Evaluating the Effects of Fatigue-Induction on Mice’s Cognitive Behavior

(2021)

Characterized as one of the most commonly distressing symptoms of cancer treatment, cancer-related fatigue (CRF) is reported to be more severe and persistent than “normal” fatigue. CRF has been shown to manifest in higher intensities and longer durations among cancer patients, impair mood and functional abilities, and, most relevantly, correlate with impairments in cognitive functioning, leading to impairments in other areas such as recognition memory and explicit memory. Despite its prevalence, CRF continues to be underreported and untreated due to a lack of information about the biological mechanisms underlying this symptom and its correlated impairments in cognitive systems.
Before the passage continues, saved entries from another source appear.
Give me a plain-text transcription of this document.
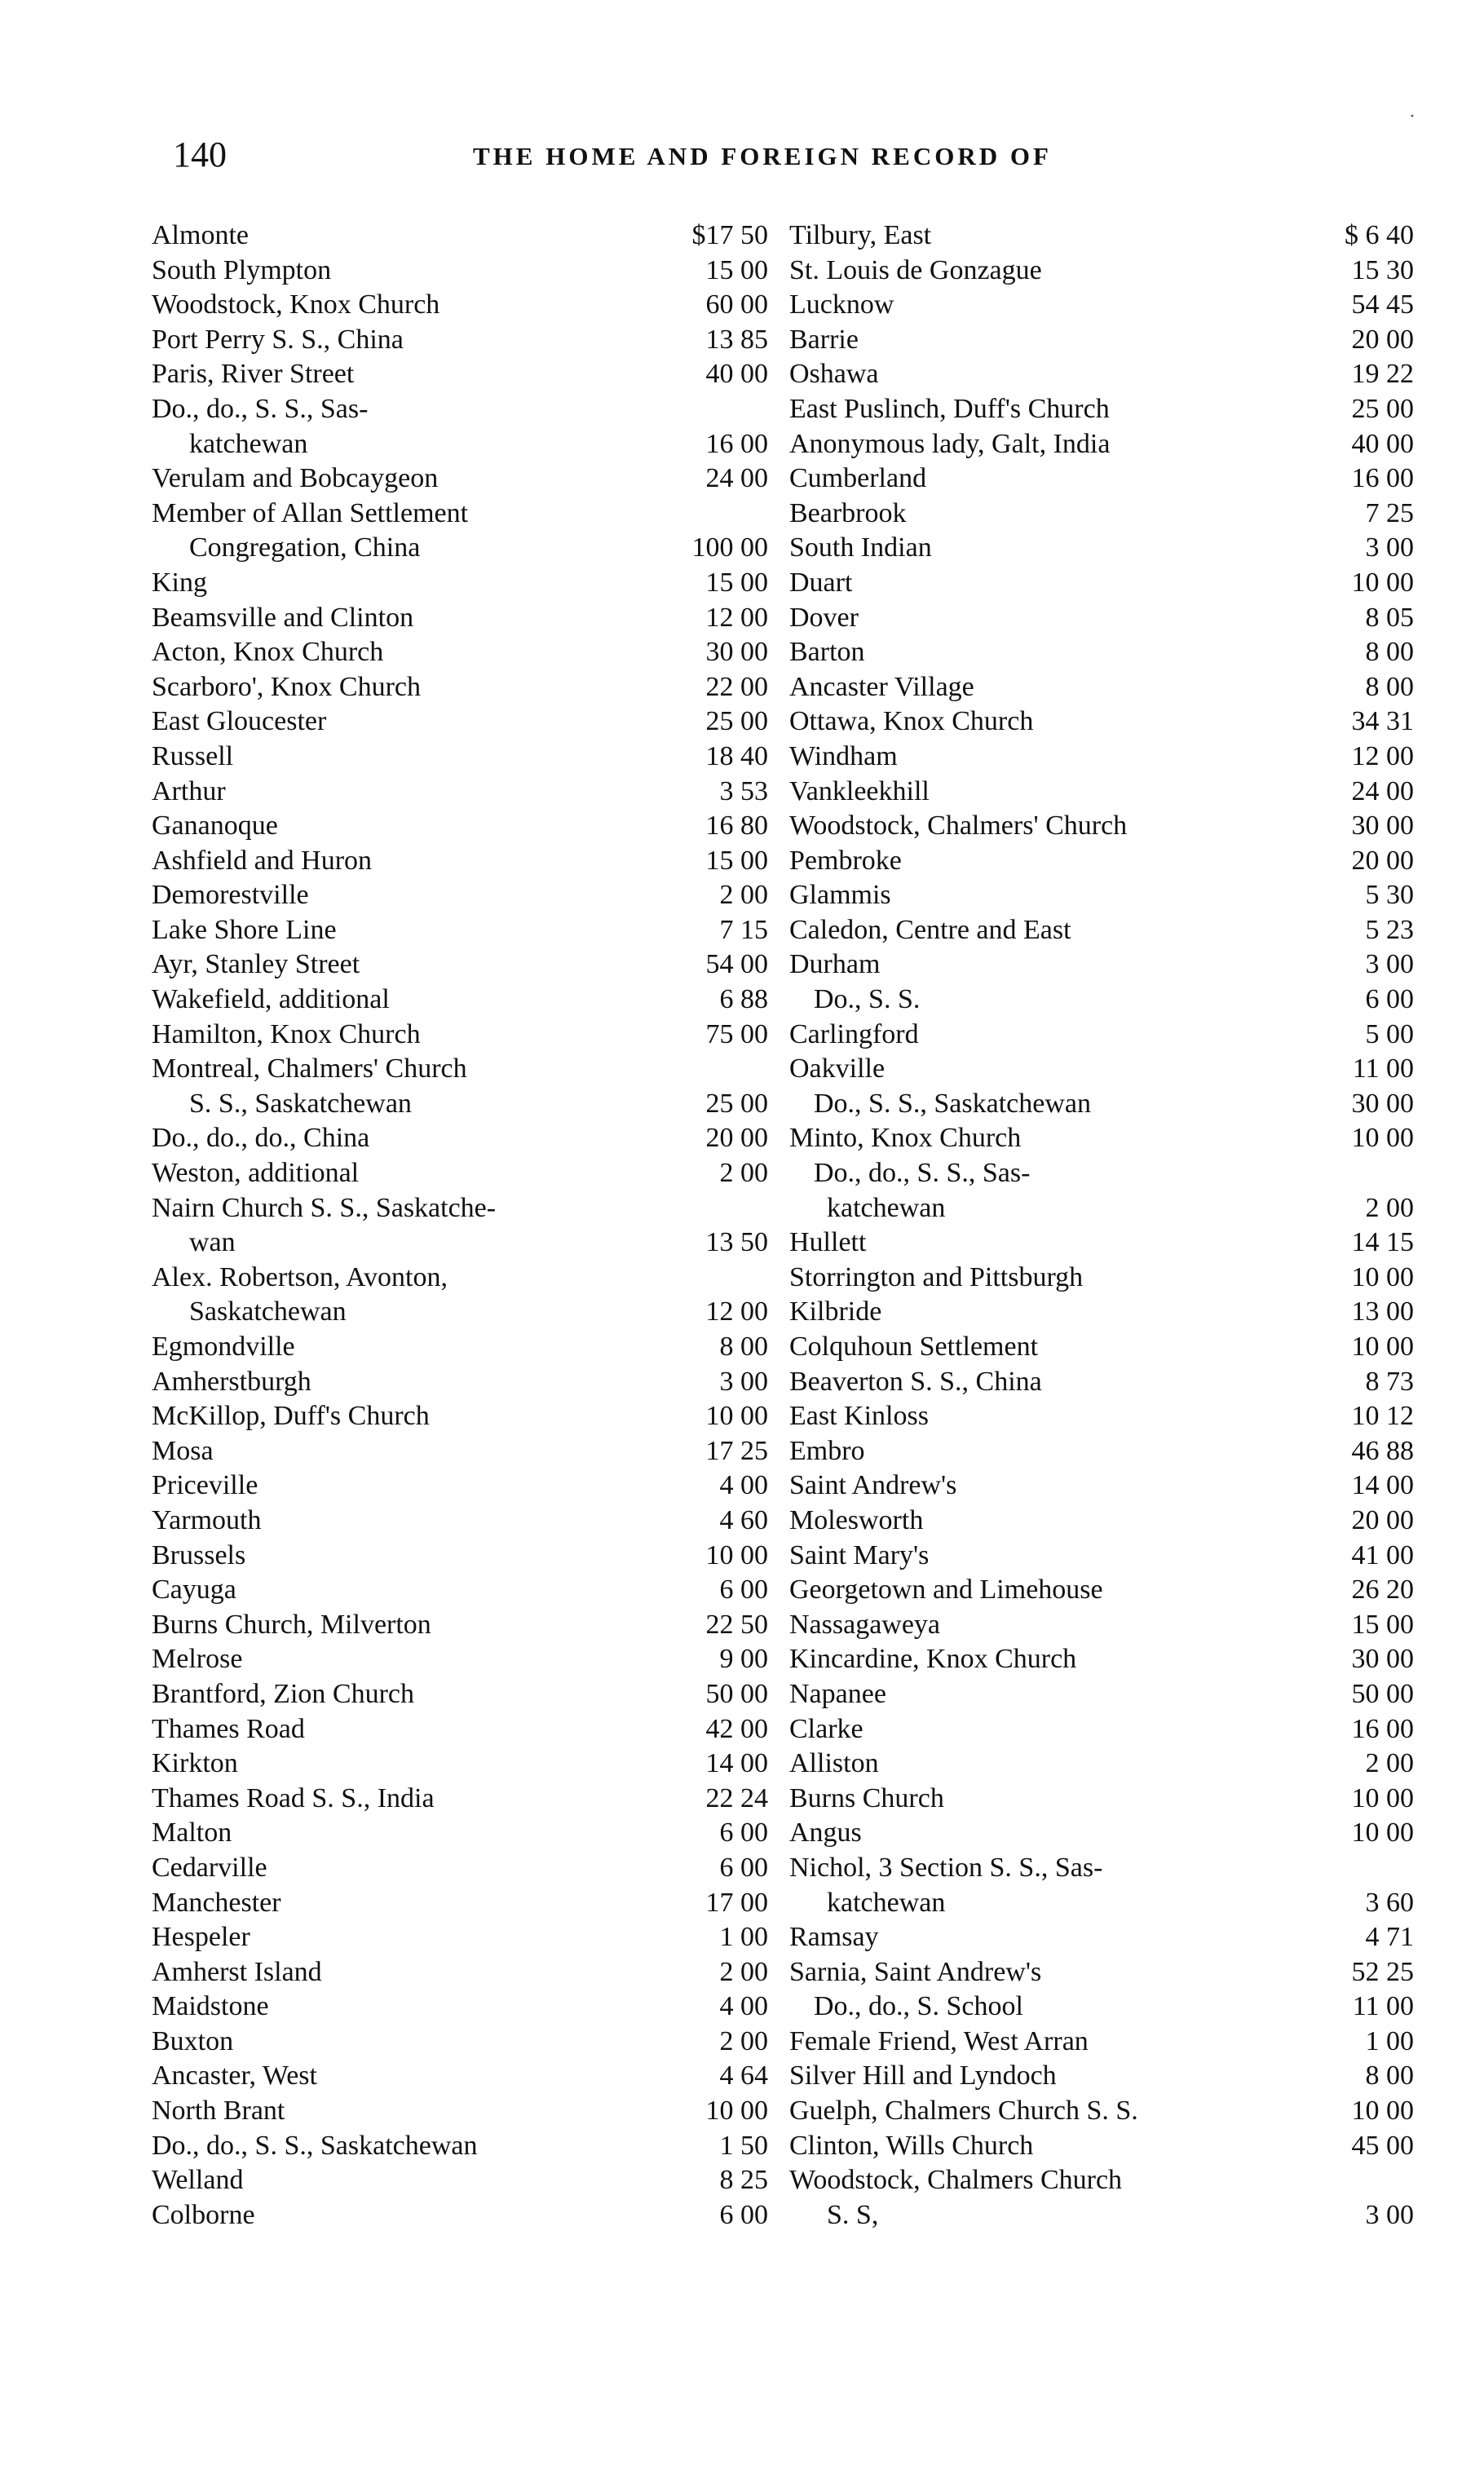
140	THE HOME AND FOREIGN RECORD OF
·
Almonte	$17 50
South Plympton	15 00
Woodstock, Knox Church	60 00
Port Perry S. S., China	13 85
Paris, River Street	40 00
Do., do., S. S., Sas-
katchewan	16 00
Verulam and Bobcaygeon	24 00
Member of Allan Settlement
Congregation, China	100 00
King	15 00
Beamsville and Clinton	12 00
Acton, Knox Church	30 00
Scarboro', Knox Church	22 00
East Gloucester	25 00
Russell	18 40
Arthur	3 53
Gananoque	16 80
Ashfield and Huron	15 00
Demorestville	2 00
Lake Shore Line	7 15
Ayr, Stanley Street	54 00
Wakefield, additional	6 88
Hamilton, Knox Church	75 00
Montreal, Chalmers' Church
S. S., Saskatchewan	25 00
Do., do., do., China	20 00
Weston, additional	2 00
Nairn Church S. S., Saskatche-
wan	13 50
Alex. Robertson, Avonton,
Saskatchewan	12 00
Egmondville	8 00
Amherstburgh	3 00
McKillop, Duff's Church	10 00
Mosa	17 25
Priceville	4 00
Yarmouth	4 60
Brussels	10 00
Cayuga	6 00
Burns Church, Milverton	22 50
Melrose	9 00
Brantford, Zion Church	50 00
Thames Road	42 00
Kirkton	14 00
Thames Road S. S., India	22 24
Malton	6 00
Cedarville	6 00
Manchester	17 00
Hespeler	1 00
Amherst Island	2 00
Maidstone	4 00
Buxton	2 00
Ancaster, West	4 64
North Brant	10 00
Do., do., S. S., Saskatchewan	1 50
Welland	8 25
Colborne	6 00
Tilbury, East	$ 6 40
St. Louis de Gonzague	15 30
Lucknow	54 45
Barrie	20 00
Oshawa	19 22
East Puslinch, Duff's Church	25 00
Anonymous lady, Galt, India	40 00
Cumberland	16 00
Bearbrook	7 25
South Indian	3 00
Duart	10 00
Dover	8 05
Barton	8 00
Ancaster Village	8 00
Ottawa, Knox Church	34 31
Windham	12 00
Vankleekhill	24 00
Woodstock, Chalmers' Church	30 00
Pembroke	20 00
Glammis	5 30
Caledon, Centre and East	5 23
Durham	3 00
Do., S. S.	6 00
Carlingford	5 00
Oakville	11 00
Do., S. S., Saskatchewan	30 00
Minto, Knox Church	10 00
Do., do., S. S., Sas-
katchewan	2 00
Hullett	14 15
Storrington and Pittsburgh	10 00
Kilbride	13 00
Colquhoun Settlement	10 00
Beaverton S. S., China	8 73
East Kinloss	10 12
Embro	46 88
Saint Andrew's	14 00
Molesworth	20 00
Saint Mary's	41 00
Georgetown and Limehouse	26 20
Nassagaweya	15 00
Kincardine, Knox Church	30 00
Napanee	50 00
Clarke	16 00
Alliston	2 00
Burns Church	10 00
Angus	10 00
Nichol, 3 Section S. S., Sas-
katchewan	3 60
Ramsay	4 71
Sarnia, Saint Andrew's	52 25
Do., do., S. School	11 00
Female Friend, West Arran	1 00
Silver Hill and Lyndoch	8 00
Guelph, Chalmers Church S. S.	10 00
Clinton, Wills Church	45 00
Woodstock, Chalmers Church
S. S,	3 00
In order to uncover these mechanisms, the study conducted by Wolff, et. al. (2020) observed pelvic irradiation’s produced fatigue, and how it affects performance during various cognitive tasks, such as spontaneous altercations and reversal learning, as well as changes in whole-brain levels of mature and proBDNF. However, due to the possible behavioral confounds of the original study’s assessment of cognitive mechanisms and the inconclusive BDNF results presented, we aim to design a new list of cognitive tasks to more effectively assess cognitive impairments manifested after fatigue-induced pelvic irradiation. We hope that this new battery of cognitive tasks can aid future research attempting to specify the underlying cognitive mechanisms responsible for the cognitive impairments seen in cancer-related fatigue.